Though family farming has many commonalities across the world, when scrutinized they face  heterogeneous and different conditions such as in crops grown, size of farms, government policies, access to new knowledge and technology etc  in each region,  country and community. This entails that the applications of ICTs will need to be adopted and adapted for local conditions and their effective use.
 
Several scenarios may happen, with current trends, policies and directions by governments and societies, for family farming in the future. These include emergence of rural poles of farms and farming linked to complex agri-food chains, continuum of rural-urban multifunctional systems of activities linked to local markets of diversified products, agro-industrial systems of activity linked to global markets of standardised products and marginalized family farms in abandoned rural areas.
 
 
 
 
Participants in the conference expressed the opinion that applications of ICTs could influence the emergence and the function of underlying systems that support the above scenarios. Vice-versa the emergence of these scenarios could influence the application and use of ICTs. For example, rural poles with complex agri-food chains for agricultural commodities used as industrial and manufacturing feedstock and food would benefit from ICTs automation, robotics, integrated farm management systems and traceability systems. Rural-urban systems could benefit significantly from information systems that enable educating producers and consumers on linkages between production and consumption in terms of resources used, wastage, ecosystem conservation and community participation. Similarly, large agro-industrial systems would greatly benefit from ICTs that can monitor and support decision making at various levels as also automate many human labour intensive farming functions.
 
Participants at the Conference after considering the various trends (and possible disruptions) in family farming and ICTs, their possible scenarios and the key driving forces, equitable participation in fair and just markets and the need for learning to learn and effectively use knowledge, skills and technology for continuously adapting and improving family farming to emerging challenges concluded that family farmers for improving their farming systems through ICTs needed:
 
  • Policies promoting and enabling aggregation of family farmers and farming systems such as through cooperatives, producer organizations, farmer organizations etc. ICTs can contribute to “virtual” aggregation of farms, synchronization of farm inputs, processes, outputs and logistics to participate in markets.

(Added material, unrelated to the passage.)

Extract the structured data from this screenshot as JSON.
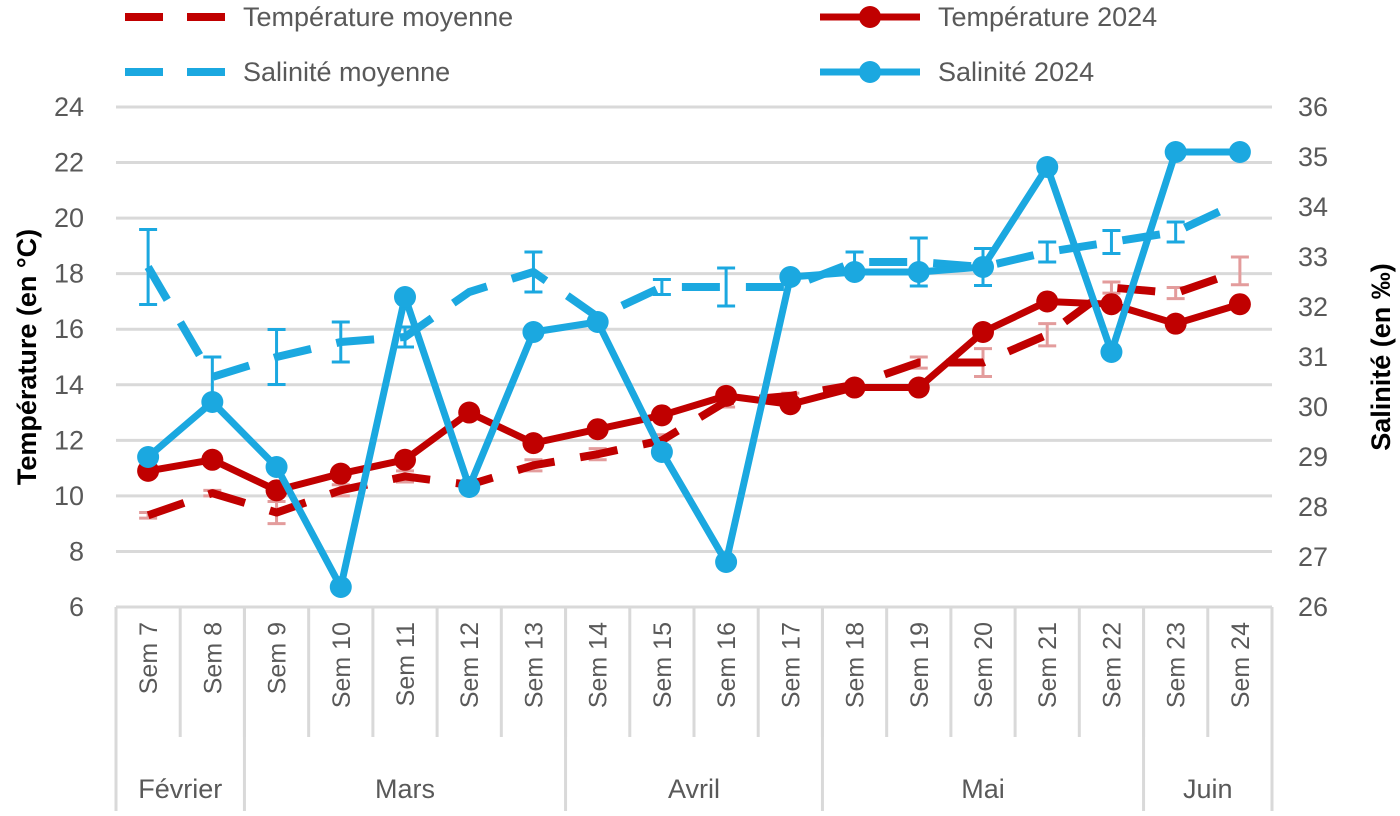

  • New forms of advisory and support services for knowledge, skills and technology and for participation in markets including for prices, forecasts and finance
  • Trust Centers with Data and Information Agreements, Treaties with regulatory and enforcement mechanisms to share data at various levels and among multiple categories of users from plot, farm, farming system, region, national to global agricultural and related systems.
  • Inclusive Governance  of flow of data, information, knowledge, skills and technology
  • Inclusive development of standards
  • Open Technologies – Open data, information, knowledge, learning
  • Increased democratization of science, learning and support to exponential innovation
  • Lower cost of Hardware, infrastructure and connectivity
 
The participants recommended that these needs have to be considered together and actions taken to be holistically addressed to yield benefits to family farmers. They cautioned that action on only one or two items, as it usually happens, may not have beneficial results.